Arraylake#
Icechunk is a free, open-source (Apache 2.0) transactional storage engine for Zarr. Arraylake is Earthmover's managed cloud platform, built on top of Icechunk. Both are made by Earthmover.
Icechunk is a fully capable, standalone product -- you never need Arraylake to use it. Arraylake adds operational, collaboration, and data-delivery features on top of Icechunk for teams that want a managed experience.
Migrating from Icechunk to Arraylake is easy, as any Icechunk Repository can be directly imported into Arraylake.
Feature Comparison#
Open-Source Storage Engine#
Arraylake is built on Icechunk, so these core capabilities ship with Icechunk and are available in both Icechunk and Arraylake.
| Feature | Icechunk | Arraylake |
|---|---|---|
| Transactional storage engine | ||
| Version control (branches, tags, time travel) | ||
| ACID transactions with serializable isolation | ||
| Virtual chunk references (HDF5, NetCDF, GRIB, TIFF) | ||
| Parallel / distributed writes | ||
| Cloud storage (S3, GCS, Azure, R2, etc.) | Self-managed | Earthmover-managed or bring your own bucket |
Collaboration & Access Control#
Arraylake adds team-oriented security and identity management on top of Icechunk's storage layer.
| Feature | Icechunk | Arraylake |
|---|---|---|
| Role-based access control (RBAC) | Relies on cloud IAM | Org-level and repo-level roles |
| SSO / SAML authentication | Google, GitHub, Microsoft AD | |
| Credential vending | You manage credentials | Automatic temporary credential delegation |
| API keys for service accounts | Scoped permissions with expiration | |
| Virtual chunk security | Every reader must manage credentials for external data sources | Org-level policies control which external sources are accessible; readers never handle credentials |
Data Catalog & Sharing#
Arraylake provides a central catalog for scientific data with native understanding of multidimensional arrays -- making it easy to discover, explore, and share datasets within and across organizations.
| Feature | Icechunk | Arraylake |
|---|---|---|
| Repository catalog & web UI | Browse, search, and inspect repos | |
| Repository metadata & tagging | Classify and filter repos with arbitrary metadata | |
| Organization-level dashboards | Aggregated view across all repos | |
| Cross-organization sharing | Share datasets between organizations with read-only mirrors | |
| Data marketplace | Publish and subscribe to datasets (free or paid) | |
| Filtered subscriptions | Data providers can gate access to subsets of a dataset behind a paywall |
Data Delivery#
Arraylake's Flux service exposes your data through industry-standard protocols, with no additional infrastructure to manage.

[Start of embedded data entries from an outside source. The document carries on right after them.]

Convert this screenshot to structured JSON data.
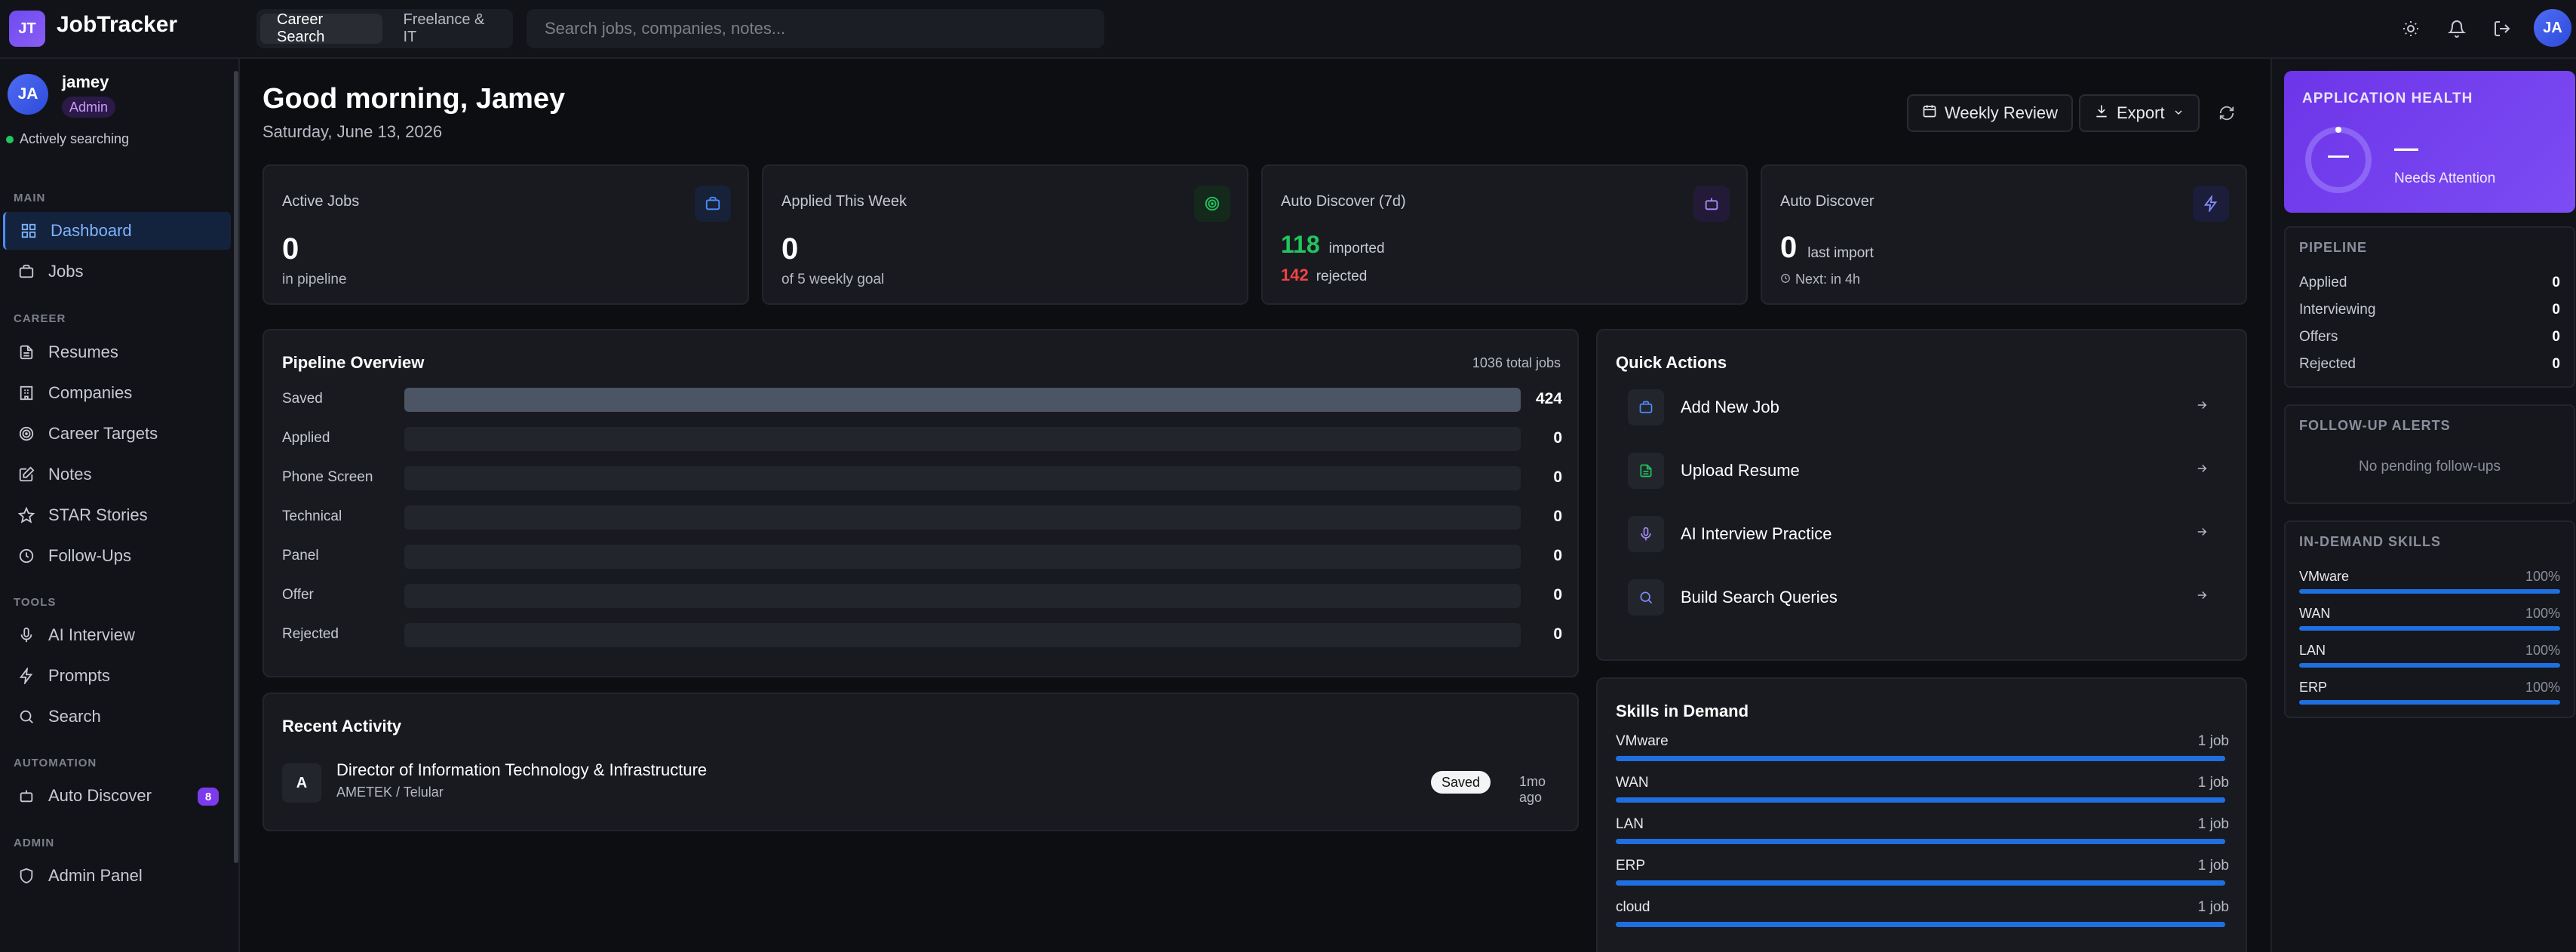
{
  "app": {
    "logo": "JT",
    "title": "JobTracker"
  },
  "topbar": {
    "modes": [
      {
        "label": "Career Search"
      },
      {
        "label": "Freelance & IT"
      }
    ],
    "search_placeholder": "Search jobs, companies, notes...",
    "user_initials": "JA",
    "icons": [
      "sun-icon",
      "bell-icon",
      "logout-icon"
    ]
  },
  "sidebar": {
    "user": {
      "initials": "JA",
      "name": "jamey",
      "role": "Admin",
      "status": "Actively searching"
    },
    "sections": {
      "main": "MAIN",
      "career": "CAREER",
      "tools": "TOOLS",
      "automation": "AUTOMATION",
      "admin": "ADMIN"
    },
    "items": {
      "dashboard": "Dashboard",
      "jobs": "Jobs",
      "resumes": "Resumes",
      "companies": "Companies",
      "career_targets": "Career Targets",
      "notes": "Notes",
      "star_stories": "STAR Stories",
      "follow_ups": "Follow-Ups",
      "ai_interview": "AI Interview",
      "prompts": "Prompts",
      "search": "Search",
      "auto_discover": "Auto Discover",
      "auto_discover_count": "8",
      "admin_panel": "Admin Panel"
    }
  },
  "header": {
    "greeting": "Good morning, Jamey",
    "date": "Saturday, June 13, 2026",
    "weekly_review": "Weekly Review",
    "export": "Export"
  },
  "stats": {
    "active_jobs": {
      "label": "Active Jobs",
      "value": "0",
      "sub": "in pipeline"
    },
    "applied_week": {
      "label": "Applied This Week",
      "value": "0",
      "sub": "of 5 weekly goal"
    },
    "auto_discover_7d": {
      "label": "Auto Discover (7d)",
      "imported": "118",
      "imported_label": "imported",
      "rejected": "142",
      "rejected_label": "rejected"
    },
    "auto_discover": {
      "label": "Auto Discover",
      "value": "0",
      "value_label": "last import",
      "next": "Next: in 4h"
    }
  },
  "pipeline": {
    "title": "Pipeline Overview",
    "total": "1036 total jobs",
    "stages": [
      {
        "label": "Saved",
        "count": "424",
        "fraction": 1.0
      },
      {
        "label": "Applied",
        "count": "0",
        "fraction": 0
      },
      {
        "label": "Phone Screen",
        "count": "0",
        "fraction": 0
      },
      {
        "label": "Technical",
        "count": "0",
        "fraction": 0
      },
      {
        "label": "Panel",
        "count": "0",
        "fraction": 0
      },
      {
        "label": "Offer",
        "count": "0",
        "fraction": 0
      },
      {
        "label": "Rejected",
        "count": "0",
        "fraction": 0
      }
    ]
  },
  "quick_actions": {
    "title": "Quick Actions",
    "items": [
      {
        "label": "Add New Job",
        "icon": "briefcase-icon"
      },
      {
        "label": "Upload Resume",
        "icon": "file-icon"
      },
      {
        "label": "AI Interview Practice",
        "icon": "mic-icon"
      },
      {
        "label": "Build Search Queries",
        "icon": "search-icon"
      }
    ]
  },
  "recent_activity": {
    "title": "Recent Activity",
    "items": [
      {
        "initial": "A",
        "title": "Director of Information Technology & Infrastructure",
        "company": "AMETEK / Telular",
        "status": "Saved",
        "time": "1mo ago"
      }
    ]
  },
  "skills_demand": {
    "title": "Skills in Demand",
    "items": [
      {
        "name": "VMware",
        "count": "1 job",
        "fraction": 1.0
      },
      {
        "name": "WAN",
        "count": "1 job",
        "fraction": 1.0
      },
      {
        "name": "LAN",
        "count": "1 job",
        "fraction": 1.0
      },
      {
        "name": "ERP",
        "count": "1 job",
        "fraction": 1.0
      },
      {
        "name": "cloud",
        "count": "1 job",
        "fraction": 1.0
      }
    ]
  },
  "right_panel": {
    "health": {
      "title": "APPLICATION HEALTH",
      "value": "—",
      "status": "Needs Attention"
    },
    "pipeline": {
      "title": "PIPELINE",
      "rows": [
        {
          "label": "Applied",
          "value": "0"
        },
        {
          "label": "Interviewing",
          "value": "0"
        },
        {
          "label": "Offers",
          "value": "0"
        },
        {
          "label": "Rejected",
          "value": "0"
        }
      ]
    },
    "follow_up": {
      "title": "FOLLOW-UP ALERTS",
      "empty": "No pending follow-ups"
    },
    "skills": {
      "title": "IN-DEMAND SKILLS",
      "items": [
        {
          "name": "VMware",
          "pct": "100%"
        },
        {
          "name": "WAN",
          "pct": "100%"
        },
        {
          "name": "LAN",
          "pct": "100%"
        },
        {
          "name": "ERP",
          "pct": "100%"
        }
      ]
    }
  },
  "colors": {
    "accent": "#7c3aed",
    "link": "#4d8dff",
    "success": "#22c55e",
    "danger": "#ef4444",
    "bar": "#1f6fe0"
  }
}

| Feature | Icechunk | Arraylake |
|---|---|---|
| EDR (Environmental Data Retrieval) | OGC-compliant | |
| Map Tiles API | OGC Tiles | |
| WMS (Web Map Service) | OGC v1.3.0 + ncWMS extensions | |
| OPeNDAP / DAP2 |
Operations & Monitoring#
Arraylake automates routine maintenance and gives visibility into repository health.
| Feature | Icechunk | Arraylake |
|---|---|---|
| Garbage collection & data expiration | You run it | Scheduled, runs on managed compute |
| Monitoring & metrics dashboards | Repo-level and org-level | |
| Webhooks & Slack notifications | Commit events | |
| Performance tuning | Manual configuration | arraylake repo tune benchmarking |
Support & Pricing#
| Feature | Icechunk | Arraylake |
|---|---|---|
| Pricing | Free forever (Apache 2.0) | Free tier (read-only) + Professional tier |
| Support | Community (GitHub, Slack) | Priority support |
When to Use Which#
Use Icechunk on its own if you are comfortable managing your own cloud infrastructure, don't need a web UI or access control beyond cloud IAM, and want full control with no additional cost or vendor dependency, and only want to access free and open data sources.
Use Arraylake if you need team collaboration with role-based access, want a web UI for managing repositories, need to serve data via standard protocols (OGC, OPeNDAP), or want managed operations like garbage collection, credential vending, and monitoring, or if you want access to paid datasets on Arraylake.
No Lock-in#
Arraylake stores your data in Icechunk format in your own object storage (bring your own bucket), following the open Icechunk Format Specification. If you discontinue your Arraylake subscription, you can still read and write all of your data using Icechunk.